L’imprimeur est sommé de se ranger du côté des insurgés. Une première proclamation est établie : “Habitants du Locle, une révolution pacifique vient de s’accomplir dans notre localité. Les pouvoirs civils et militaires viennent d’être remis entre nos mains. Nous les usons de suite pour vous recommander le calme et l’ordre, qu’au besoin nous saurons maintenir[1].

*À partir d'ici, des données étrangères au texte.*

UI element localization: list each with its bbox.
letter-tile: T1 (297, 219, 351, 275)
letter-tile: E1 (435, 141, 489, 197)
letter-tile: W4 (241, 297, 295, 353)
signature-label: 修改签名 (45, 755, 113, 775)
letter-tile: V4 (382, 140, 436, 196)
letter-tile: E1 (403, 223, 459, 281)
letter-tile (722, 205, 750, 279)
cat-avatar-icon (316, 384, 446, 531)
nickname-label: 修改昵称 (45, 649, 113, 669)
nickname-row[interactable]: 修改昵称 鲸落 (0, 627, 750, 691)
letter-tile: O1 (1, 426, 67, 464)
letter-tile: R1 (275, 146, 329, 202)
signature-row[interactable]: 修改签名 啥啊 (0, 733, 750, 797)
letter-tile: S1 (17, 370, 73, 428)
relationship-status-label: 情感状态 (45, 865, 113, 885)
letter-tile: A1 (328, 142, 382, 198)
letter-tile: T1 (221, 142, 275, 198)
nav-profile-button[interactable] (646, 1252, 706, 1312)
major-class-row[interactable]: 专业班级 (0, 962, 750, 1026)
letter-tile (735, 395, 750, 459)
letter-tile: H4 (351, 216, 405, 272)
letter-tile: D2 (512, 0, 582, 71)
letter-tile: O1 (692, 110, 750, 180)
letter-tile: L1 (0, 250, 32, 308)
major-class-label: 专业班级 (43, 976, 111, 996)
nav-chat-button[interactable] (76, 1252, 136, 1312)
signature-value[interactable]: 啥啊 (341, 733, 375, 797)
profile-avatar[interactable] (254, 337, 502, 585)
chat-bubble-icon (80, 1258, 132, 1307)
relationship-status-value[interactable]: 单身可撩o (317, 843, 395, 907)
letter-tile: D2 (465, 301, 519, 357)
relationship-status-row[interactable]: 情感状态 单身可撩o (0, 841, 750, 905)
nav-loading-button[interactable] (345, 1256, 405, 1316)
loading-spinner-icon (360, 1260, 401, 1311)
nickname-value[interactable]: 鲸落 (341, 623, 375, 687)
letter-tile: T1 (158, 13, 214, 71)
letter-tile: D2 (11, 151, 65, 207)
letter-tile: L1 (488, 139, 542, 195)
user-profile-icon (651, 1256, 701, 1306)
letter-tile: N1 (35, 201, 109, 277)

Dans les faits, les révolutionnaires ont pris l’Hôtel-de-Ville. Après plusieurs tractations, le comité royaliste abdique. La gendarmerie du régime prussien est neutralisée. La République est enfin proclamée aux cris de “Vive la République!”.

Expansion

Les Républicains loclois doivent désormais étendre la Révolution, mais également maintenir et consolider leur position vis-à-vis d’une contre-offensive des sympathisants royalistes, notamment de la Sagne. Des cavaliers sont envoyés au Brenets, à La Chaux-de-Fonds et au Val-de-Travers, qui se soulèvent. En effet, malgré la neige et la surveillance des comités royalistes, les événements du 29 février ont précipité le lancement de la Révolution sur l’ensemble du territoire de la principauté. Le 1er mars, les troupes militaires, sous le commandement de Fritz Courvoisier, se positionnent à La Chaux-de-Fonds. Rejoins par les Républicains des Valons, ils marchent sur Neuchâtel.

Le 1er mars, à 19h00, le Château est pris. Arrêté quelques heures plus tôt à Neuchâtel, le Conseil d’État royaliste, qui s’était refusé d’abdiquer, est arrêté et assigné à résidence au Château dans le “Salon rouge”. La victoire est totale. 

Gouvernement provisoire et Constituante de 1848

Les Loclois Henry Grandjean (1803-1879) et Auguste Leuba deviennent membres du gouvernement provisoire. Le 17 et 25 mars 1848, Henry Grandjean, David Perret (1815-1880), Auguste Lambelet (1819-1859), Frédéric-Auguste Zuberbuhler (1796-1866) et l’ouvrier Eugène Huguenin, qui jouera un rôle essentiel pour abattre la contre-révolution de 1856 au Locle, seront élus à la Constituante de la République et canton de Neuchâtel[2].

Les révolutionnaires savent qu’ils doivent se munir d’institutions crédibles, et ce le plus rapidement possible, afin de garantir la République.

Statue monumentale “La Liberté” d’Hubert Quéloz

En 1948, devant un parterre d’officiel, composé notamment du Conseiller fédéral, Max Petitpierre, du Général Guisan, du Président du Conseil d’État, de représentants des cantons et de l’ensemble des communes neuchâteloises, et de plusieurs centaines de citoyens et citoyennes, un monument de la République est inauguré dans le cadre des commémorations du centenaire de la Révolution neuchâteloise[3]

Fruit d’un jeune artiste chaux-de-fonnier, Hubert Quéloz (1919-1973), cette œuvre, d’une hauteur de près de cinq mètres, se compose d’un cheval au galop écrasant l’aigle prussien ; de l’héroïne qui représente l’enthousiasme révolutionnaire et du « bel enfant qui crie l’annonce des temps nouveaux »[4].

Dans les faits, selon l’historien Thierry Feuz, l’œuvre d’Hubert Quéloz, jeune « communiste » de l’après-guerre, bénéficie d’une portée universelle, en tant qu’« allégorie de toutes les révolutions, de la libération du joug au sens le plus large, applicable à toutes les époques »[5].

[1] JUNG, Fritz, Comment on fait une Révolution : Artisans loclois de la République de 1848, “Annales locloises”, Le Locle, 1948, p. 11.

[2] JUNG, p. 13-20.

[3] Dans les faits, l’inauguration se fit devant un artefact en plâtre. La véritable statue fut transportée de la carrière de Fenin par la Vue des Alpes en 1949.

[4] L’IMPARTIAL (NUSSBAUM, J.-M.), « Le Locle possédera bientôt son monument de la République », 22 juillet 1947.

[5] FEUZ, Thierry, tiré de « Mémoire de la révolution neuchâteloise de 1848 ». In L’EXPRESS, 28 février 2006.